As key elements within the central dogma, DNA, RNA, and proteins play crucial roles in maintaining life by guaranteeing accurate genetic expression and implementation. Although research on these molecules has profoundly impacted fields like medicine, agriculture, and industry, the diversity of machine learning approaches-from traditional statistical methods to deep learning models and large language models-poses challenges for researchers in choosing the most suitable models for specific tasks, especially for cross-omics and multi-omics tasks due to the lack of comprehensive benchmarks. To address this, we introduce the first comprehensive multi-omics benchmark COMET (Benchmark for Biological COmprehensive Multi-omics Evaluation Tasks and Language Models), designed to evaluate models across single-omics, cross-omics, and multi-omics tasks. First, we curate and develop a diverse collection of downstream tasks and datasets covering key structural and functional aspects in DNA, RNA, and proteins, including tasks that span multiple omics levels. Then, we evaluate existing foundational language models for DNA, RNA, and proteins, as well as the newly proposed multi-omics method, offering valuable insights into their performance in integrating and analyzing data from different biological modalities.
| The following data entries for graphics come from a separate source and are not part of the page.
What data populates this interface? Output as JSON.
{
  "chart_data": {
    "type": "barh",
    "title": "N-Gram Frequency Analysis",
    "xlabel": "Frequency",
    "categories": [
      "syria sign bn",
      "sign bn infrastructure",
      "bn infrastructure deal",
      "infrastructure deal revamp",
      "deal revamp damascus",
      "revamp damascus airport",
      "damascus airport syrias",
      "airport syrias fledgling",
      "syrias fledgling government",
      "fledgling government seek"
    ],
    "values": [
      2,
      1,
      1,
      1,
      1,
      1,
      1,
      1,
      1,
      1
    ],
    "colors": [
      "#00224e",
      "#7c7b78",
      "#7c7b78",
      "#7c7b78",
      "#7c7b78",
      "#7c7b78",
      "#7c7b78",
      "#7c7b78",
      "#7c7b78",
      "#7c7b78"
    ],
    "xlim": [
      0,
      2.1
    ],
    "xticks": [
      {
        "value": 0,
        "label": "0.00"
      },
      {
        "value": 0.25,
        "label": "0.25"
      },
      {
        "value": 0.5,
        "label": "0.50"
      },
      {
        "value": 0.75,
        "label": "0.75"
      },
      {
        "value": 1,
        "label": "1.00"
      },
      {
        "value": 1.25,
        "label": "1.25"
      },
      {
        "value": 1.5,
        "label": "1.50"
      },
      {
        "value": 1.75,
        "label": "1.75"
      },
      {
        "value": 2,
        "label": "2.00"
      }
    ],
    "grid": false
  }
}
This benchmark aims to define critical issues in multi-omics research and guide future directions, ultimately promoting advancements in understanding biological processes through integrated and different omics data analysis.

翻译：作为中心法则中的关键要素，DNA、RNA和蛋白质通过确保精确的基因表达与实现，在维持生命过程中发挥着至关重要的作用。尽管对这些分子的研究已深刻影响医学、农业和工业等领域，但机器学习方法的多样性——从传统统计方法到深度学习模型及大语言模型——使研究人员在选择最适合特定任务的模型时面临挑战，尤其在跨组学与多组学任务中，缺乏综合性基准更是加剧了这一难题。为此，我们提出了首个综合性多组学基准COMET（面向生物综合性多组学评估任务与语言模型的基准），旨在评估模型在单组学、跨组学及多组学任务中的表现。首先，我们整理并构建了涵盖DNA、RNA和蛋白质关键结构与功能维度的多样化下游任务与数据集，包括跨越多个组学层级的任务。随后，我们对现有的DNA、RNA及蛋白质基础语言模型以及新提出的多组学方法进行了系统评估，为这些模型在整合与分析不同生物模态数据方面的性能提供了重要见解。该基准致力于界定多组学研究中的关键问题并指引未来方向，最终通过整合性及差异化的组学数据分析，推动对生物过程理解的进步。